Assim, decidimos que todas as turmas ficariam divididas em diferentes tipos de ateliê pelo menos uma vez por semana.

Isso mesmo, ateliês espalhados pela escola inteira!

Várias opções de trabalho para todas as crianças em um horário simultâneo em que trabalham com as diferentes linguagens em Artes. Ateliês integrados que propiciam às crianças de diferentes grupos realizarem atividades conjuntas.

Apesar da preocupação com a possível desordem causada por essa mudança, a equipe resolveu investir na proposta e, para isso, organizou-se para tornar essa possibilidade real, enfrentando as resistências e os conflitos naturais nos processos de construção do novo. Foi a clareza de nossos objetivos em relação às aprendizagens das crianças que nos levou a trabalhar com uma cultura escolar que investe na implementação de ações e no acompanhamento desse percurso.

Dessa forma, dois desafios importantes nortearam nosso trabalho: a proposição de situações de interação entre diferentes turmas e idades e o aprofundamento do trabalho com Artes para as crianças. Dois assuntos complexos, enfrentados simultaneamente.

Hoje o grande ateliê proporciona um momento bom para observar as ações individuais e coletivas. Analisar o desenvolvimento dos trabalhos, a questão das preferências, o conhecimento de cada criança sobre o uso dos materiais, como elas se organizam para fazer uma pintura ou escultura, entre outras questões. Essa integração gera diferentes situações de estudo e de pesquisa em Arte.

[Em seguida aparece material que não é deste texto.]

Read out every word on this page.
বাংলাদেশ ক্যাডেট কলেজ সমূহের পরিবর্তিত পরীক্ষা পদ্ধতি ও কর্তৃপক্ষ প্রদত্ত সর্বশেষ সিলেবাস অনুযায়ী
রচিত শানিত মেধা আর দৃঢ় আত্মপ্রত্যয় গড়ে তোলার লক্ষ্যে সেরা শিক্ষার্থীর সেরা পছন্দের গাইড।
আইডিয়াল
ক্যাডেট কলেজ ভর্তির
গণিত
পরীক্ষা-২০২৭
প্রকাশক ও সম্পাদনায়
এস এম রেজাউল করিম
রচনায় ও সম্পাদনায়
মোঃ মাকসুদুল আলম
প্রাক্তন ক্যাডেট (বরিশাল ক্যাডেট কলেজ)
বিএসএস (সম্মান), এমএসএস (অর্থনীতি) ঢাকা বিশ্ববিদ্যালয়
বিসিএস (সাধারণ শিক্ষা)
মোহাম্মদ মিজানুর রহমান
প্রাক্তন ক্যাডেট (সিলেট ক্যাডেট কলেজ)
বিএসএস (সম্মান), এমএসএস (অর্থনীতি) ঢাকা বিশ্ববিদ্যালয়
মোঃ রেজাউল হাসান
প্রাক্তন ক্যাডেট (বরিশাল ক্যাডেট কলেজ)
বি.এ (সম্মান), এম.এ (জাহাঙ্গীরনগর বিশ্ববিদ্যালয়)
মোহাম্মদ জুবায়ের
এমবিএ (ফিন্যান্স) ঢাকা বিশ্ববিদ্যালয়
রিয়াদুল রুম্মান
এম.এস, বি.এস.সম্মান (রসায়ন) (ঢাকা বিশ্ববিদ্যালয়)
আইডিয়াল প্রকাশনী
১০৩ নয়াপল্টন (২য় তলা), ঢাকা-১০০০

Do ponto de vista da mudança na forma de organização dos grupos, esse fazer proporciona desafios interessantes. Por exemplo: Como discutir as escolhas dos ateliês?


2 Projeto de Educação Integral, em parceria com a EMEF Paulo Freire (SP), cujas crianças de 6 a 8 anos frequentam o espaço, no contraturno, para realizar atividades complementares.

Conhecer para poder negociar

É preciso muito trabalho relativo aos combinados sobre as regras e é importante esclarecer as possibilidades de critérios para essa escolha.

É apoiar a construção de uma autonomia real e, para isso, a seleção e a escolha requer muita argumentação.

Até aqui tivemos diferentes momentos e experiências. Decidimos, então, que essa primeira fase, em 2013, seria para todas as crianças conhecerem as diversas possibilidades, passando pelos diferentes ateliês. Ainda é uma proposta nova, o que nos leva constantemente a avaliar preferências, vagas e propostas de construção de um trabalho pessoal.

Em relação às linguagens selecionadas, trabalhamos com modelagem em argila, recorte e colagem, pintura, construções tridimensionais, corpo, construções de brinquedos e pesquisa de materiais.

Assim, garantimos que a potência criadora de cada um seja revelada, oferecendo para cada criança espaços para apreciar e poder mergulhar mais profundamente em uma determinada forma do fazer.

Sabemos, como dizia Paulo Freire, que para a formação de alunos críticos é fundamental uma educação que integre a formação ética e estética. Segundo ele, “decência e boniteza de mãos dadas”.³ Esse princípio filosófico, aliado ao conceito de “partilhar o sensível”4, é o que nos move nas discussões de como destinar espaço e tempo para o trabalho com Artes Visuais.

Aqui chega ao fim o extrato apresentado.